Consequently, she highlighted ways the press can avoid the dangers of disinformation, they include fact-checking before publishing, protecting the whistleblowers, Participation of reporters in social media. She also stressed the need to support the media through solidarity and finding as well as reducing elitism in the media, so it caters for all and sundry.

“When the media is stranded, democracy is stranded,” she ended.

Also speaking at the event, veteran journalist and Media Coach, Lekan Otufodurin discussed the dichotomy of misinformation and disinformation.
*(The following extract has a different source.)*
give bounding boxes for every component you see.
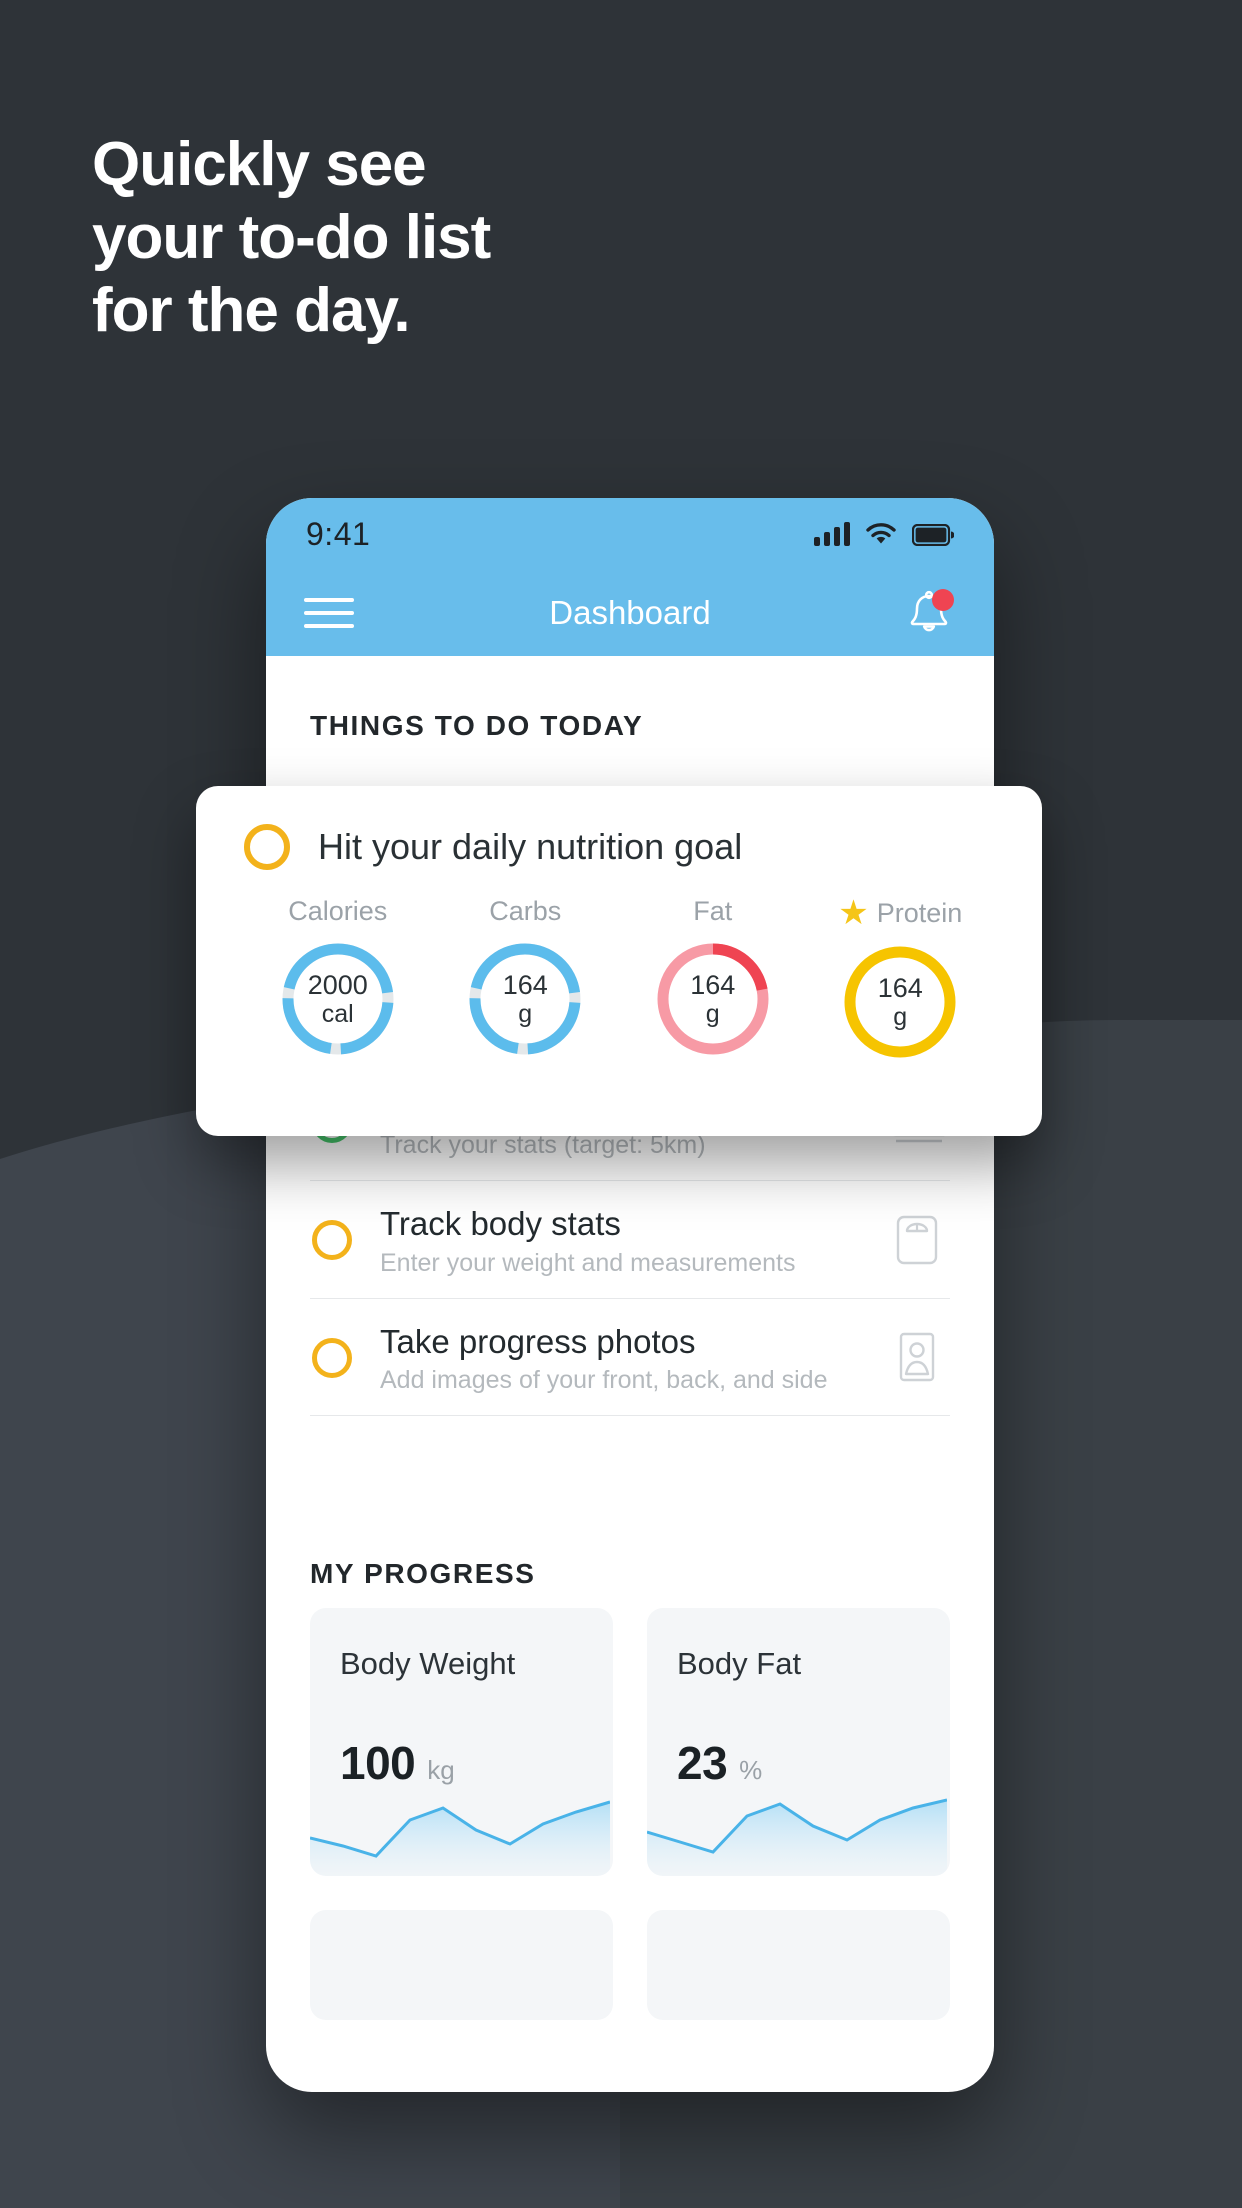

He explained misinformation as unintentionally giving the wrong report while disinformation is intentionally giving the wrong report.

He further looked at the ethics of journalism and how media organisation flout these codes

“Journalists are not respected in Nigeria rather they are tolerated,” he said.

He also described how headlines can be misleading and the need to interrogate as well as ask tough questions.

Otufodurin charged participants to find out more and reduce repetitive Journalism.

“We need to be more vigilant and not allow ourselves to be used, do more fact-checking and shame when necessary to stop them from taking us for granted, Provide contexts for reports, get other sides to the reports and avoid publishing claims that cannot be substantiated” he added.

In the same vein, Founder of Sahara Reporters, Omoyele Sowore, urged the media to be brave and courageous and not entangle itself with politicians who in actual fact hamper its progress.

“In this age of media no specific body has control over what is been published and it is important for Journalist to detect fake news. The fake news is usually too good to be true, you need to step back and check properly before you publish,” he posited.

There were several talking points raised during the event to which the speakers and panelists were able to answer and proffer solutions.

On the question of the degree of error a reporter is allowed, Alaka, explained that although errors can be made a retraction of such is necessary. Also, while responding to a question on the security of reporters and payment of salary, she emphasized the importance of the welfare of journalists, as get certain news reports will not get done if security is not taken care of.

She further encouraged journalists to pass their stories to another organization who is likely to publish it in response to a question was raised on editors who do not publish a particular work due to the relationship with a group of people.

During, the panel discussion anchored by Oluwaseun Akinfolarin, which provided answers to the question, is Press freedom a Mirage or a Reality, in Nigeria. The panel featured, Omoyele Sowore, Motunrayo Alaka, David Ajikobi of Africa Check, Abiose Adams of The Cable, Juliana Francis of New Telegraph and Sanmi Falobi of the International Press Centre, Nigeria.

The panelists concluded that Press Freedom in Nigeria is in between a mirage and a reality and they highlighted steps to which it making it a reality can be achieved. They stressed the need for quality leadership, not only in government but also in the newsrooms.

They also charged journalists to make use of all available channels to be credible, ensure that it plays its role in the country. This will allow it to gain public support and offer protection from oppression.

They also call for more fora for journalists to converge and share ideas on better ways to achieve free press in the country.

Speaking after the event, Director of the Civic Media Lab and Convener of the event, Oluwaseun Akinfolarin appreciated all participants and commended the quality discussions at the event.

“We are committed to changing the paradigm of the media in Nigeria and from the discussion we had, we have identified some of the points raised and in coming days, we will be working on ways to create more regular gatherings of journalists as well as developing tools which will help the media achieve this goal,” he added.

Based on the recommendations of all participants at the event, the lab is set to build a platform for an alliance of journalists and Civil society groups to fight for the rights of the Free Press. According to Akinfolarin, the lab will also create tech tools that will help ensure journalists welfare are taken seriously by both media organisation, government and the people.